De la democracia al discurso del espadón

«Señores: ¿cuál es el principio del señor Cortina? El principio, bien analizado su discurso, es el siguiente: la legalidad, todo por la legalidad, todo para la legalidad, siempre la legalidad, la legalidad en todas las circunstancias, la legalidad en todas las ocasiones. Y yo, señores, que creo que las leyes se han hecho para las sociedades, y no las sociedades para las leyes, digo: la sociedad, todo para la sociedad, todo por la sociedad, la sociedad siempre, la sociedad en todas las ocasiones, la sociedad en todas las circunstancias». Donde pone sociedad pongan pueblo. Inmediatamente pensarán que es un discurso de Puigdemont o de Junqueras en el Parlamento catalán, aunque enseguida les sorprenderá la brillantez de la pieza oratoria y la considerarán incompatible con la pedestre capacidad discursiva de los dirigentes independentistas que conocemos.

De la democracia al discurso del espadónAlguno pensará que es parte de una pieza parlamentaria del «jueves negro» en el Congreso de los Diputados. ¿Tal vez de Errejón ? ¿O fue Sicilia el autor de la intervención parlamentaria que inicia el artículo? Tampoco parece que estos estén a la altura que nos permite entrever este breve párrafo extraído de un discurso parlamentario. Pero, con oratoria chapucera, todos vinieron a decir lo mismo esa noche tabernaria más que parlamentaria: ninguna legislación, ningún tribunal puede impedir que el Congreso legisle. Compararon las resoluciones del Tribunal Constitucional con la histriónica asonada de Tejero, las puñetas de los jueces las convirtieron en tricornios y las resoluciones judiciales en munición contra la soberanía popular. Plantearon los diputados, como el autor con el que inicio este artículo, que el Congreso como expresión de la sociedad, del pueblo, no tiene límites en su actividad legislativa. La pieza, que a muchos ya no les intrigará, es del 4 de enero de 1849. El discurso es de Donoso Cortés. El título con el que se le conoce es: «Discurso sobre la dictadura».

Cortes, insigne personaje de nuestro siglo XIX -jurisconsulto, intelectual, parlamentario, diplomático y sobre todo intrigante palaciego a las órdenes de María Cristina primero e Isabel II después-, trascendió su tiempo y nuestras fronteras. A principios del siglo pasado fue fuente inspiradora de los falangistas españoles, y ahora es una muy apreciada referencia intelectual y política para las escuelas neoconservadoras estadounidenses, que le descubrieron de la mano de Carl Schmitt... ¡Sí!, el jurista que justificó, defendió y legitimó el Estado nacionalsocialista de Hitler. ¡Sí!, el que creía que la política nacía del conflicto entre el amigo y el enemigo, y que paradójicamente se convirtió en caudal inspirador de la izquierda postmarxista. ¡Sí!, el que bebe de Herder y de todos los románticos que reaccionan con miedo y nacionalismo a la acometida de la razón, que llegaba de la mano de la Ilustración.

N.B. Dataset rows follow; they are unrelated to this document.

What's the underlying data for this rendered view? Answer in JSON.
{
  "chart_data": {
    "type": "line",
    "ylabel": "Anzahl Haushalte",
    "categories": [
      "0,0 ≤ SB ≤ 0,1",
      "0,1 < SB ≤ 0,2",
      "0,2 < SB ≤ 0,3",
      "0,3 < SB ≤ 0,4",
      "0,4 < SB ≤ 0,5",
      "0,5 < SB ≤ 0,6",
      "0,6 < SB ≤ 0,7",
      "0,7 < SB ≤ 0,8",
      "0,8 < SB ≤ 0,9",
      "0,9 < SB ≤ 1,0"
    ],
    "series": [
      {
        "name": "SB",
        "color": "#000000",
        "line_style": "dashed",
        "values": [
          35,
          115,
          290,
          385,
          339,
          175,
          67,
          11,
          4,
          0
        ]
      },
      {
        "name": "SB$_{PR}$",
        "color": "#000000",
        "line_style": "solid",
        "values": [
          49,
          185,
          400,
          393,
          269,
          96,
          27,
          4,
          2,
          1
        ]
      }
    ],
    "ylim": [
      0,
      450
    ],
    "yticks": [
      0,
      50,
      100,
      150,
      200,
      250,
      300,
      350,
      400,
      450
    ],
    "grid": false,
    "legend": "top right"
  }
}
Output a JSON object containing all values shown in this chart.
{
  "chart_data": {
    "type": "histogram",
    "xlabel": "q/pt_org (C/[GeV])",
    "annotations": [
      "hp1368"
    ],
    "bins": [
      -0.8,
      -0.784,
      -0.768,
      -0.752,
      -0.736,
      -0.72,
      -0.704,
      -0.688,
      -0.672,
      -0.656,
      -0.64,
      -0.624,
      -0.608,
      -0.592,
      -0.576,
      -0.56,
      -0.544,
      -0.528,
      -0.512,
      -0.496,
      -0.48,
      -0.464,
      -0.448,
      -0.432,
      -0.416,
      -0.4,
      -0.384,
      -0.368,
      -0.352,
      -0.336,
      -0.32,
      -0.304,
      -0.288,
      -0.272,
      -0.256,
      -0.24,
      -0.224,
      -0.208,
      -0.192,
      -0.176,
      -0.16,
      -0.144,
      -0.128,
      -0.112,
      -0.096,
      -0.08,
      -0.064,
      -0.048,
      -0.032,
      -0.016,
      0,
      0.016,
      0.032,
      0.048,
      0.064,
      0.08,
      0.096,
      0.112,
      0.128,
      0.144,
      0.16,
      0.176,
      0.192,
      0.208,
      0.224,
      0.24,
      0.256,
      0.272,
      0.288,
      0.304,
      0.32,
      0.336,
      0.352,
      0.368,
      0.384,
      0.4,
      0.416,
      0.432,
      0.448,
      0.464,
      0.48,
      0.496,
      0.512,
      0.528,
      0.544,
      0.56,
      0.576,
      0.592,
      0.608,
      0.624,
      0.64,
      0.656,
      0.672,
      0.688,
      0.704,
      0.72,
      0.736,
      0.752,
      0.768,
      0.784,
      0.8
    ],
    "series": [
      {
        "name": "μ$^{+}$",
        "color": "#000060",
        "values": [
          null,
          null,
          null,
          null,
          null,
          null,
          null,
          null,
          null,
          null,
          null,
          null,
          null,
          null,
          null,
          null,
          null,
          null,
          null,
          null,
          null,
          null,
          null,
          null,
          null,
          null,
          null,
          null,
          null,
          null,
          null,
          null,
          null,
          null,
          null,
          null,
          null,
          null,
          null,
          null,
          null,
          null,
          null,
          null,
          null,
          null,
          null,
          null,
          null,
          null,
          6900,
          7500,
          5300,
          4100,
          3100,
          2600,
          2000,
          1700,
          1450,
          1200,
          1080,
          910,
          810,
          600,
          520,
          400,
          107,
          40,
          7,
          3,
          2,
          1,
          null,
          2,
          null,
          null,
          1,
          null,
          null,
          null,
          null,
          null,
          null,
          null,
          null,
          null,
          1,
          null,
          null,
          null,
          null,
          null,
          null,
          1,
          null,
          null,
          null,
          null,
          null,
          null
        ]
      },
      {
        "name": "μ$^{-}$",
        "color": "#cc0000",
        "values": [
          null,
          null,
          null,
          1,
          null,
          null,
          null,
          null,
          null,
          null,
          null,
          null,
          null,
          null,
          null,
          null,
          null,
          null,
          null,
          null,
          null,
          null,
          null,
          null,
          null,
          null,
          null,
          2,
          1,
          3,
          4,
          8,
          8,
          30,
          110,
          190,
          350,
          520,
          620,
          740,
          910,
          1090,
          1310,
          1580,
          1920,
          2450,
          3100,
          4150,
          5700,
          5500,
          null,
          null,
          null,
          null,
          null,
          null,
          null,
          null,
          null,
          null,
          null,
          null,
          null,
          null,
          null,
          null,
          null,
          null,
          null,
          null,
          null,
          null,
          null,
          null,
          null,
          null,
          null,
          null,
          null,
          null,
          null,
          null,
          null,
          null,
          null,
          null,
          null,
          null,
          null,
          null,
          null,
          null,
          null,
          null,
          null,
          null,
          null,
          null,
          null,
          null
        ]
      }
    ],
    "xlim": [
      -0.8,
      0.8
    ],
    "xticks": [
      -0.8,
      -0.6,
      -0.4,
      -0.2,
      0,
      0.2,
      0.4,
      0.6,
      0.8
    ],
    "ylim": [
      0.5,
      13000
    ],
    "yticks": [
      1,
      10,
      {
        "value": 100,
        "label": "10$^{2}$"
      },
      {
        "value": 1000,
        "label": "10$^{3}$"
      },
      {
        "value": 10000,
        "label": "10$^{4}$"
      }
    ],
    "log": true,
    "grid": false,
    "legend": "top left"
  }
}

Pero algunos avisamos de que esto podría ocurrir. Tiene sus causas y precedentes. No recuerdo quién dijo que antes de lograr la independencia de Cataluña los segregacionistas catalanes conseguirían la quiebra de la sociedad catalana. Cierto, como en otras ocasiones en el pasado, no tuvieron la fuerza ni la capacidad de sacrificio que requieren los actos germinales que desembocan en la creación de una nación. La quiebra de la sociedad catalana es una realidad incontestable por mucho que el oficialismo catalán mire para otro lado. Pero el personaje se olvidó de una capacidad, desgraciadamente demostrada en nuestra reciente historia, que no es otra que su fuerza para colapsar los sistemas políticos españoles. No han conseguido la independencia, pero su capacidad de contagio vuelve a ser letal para la política española.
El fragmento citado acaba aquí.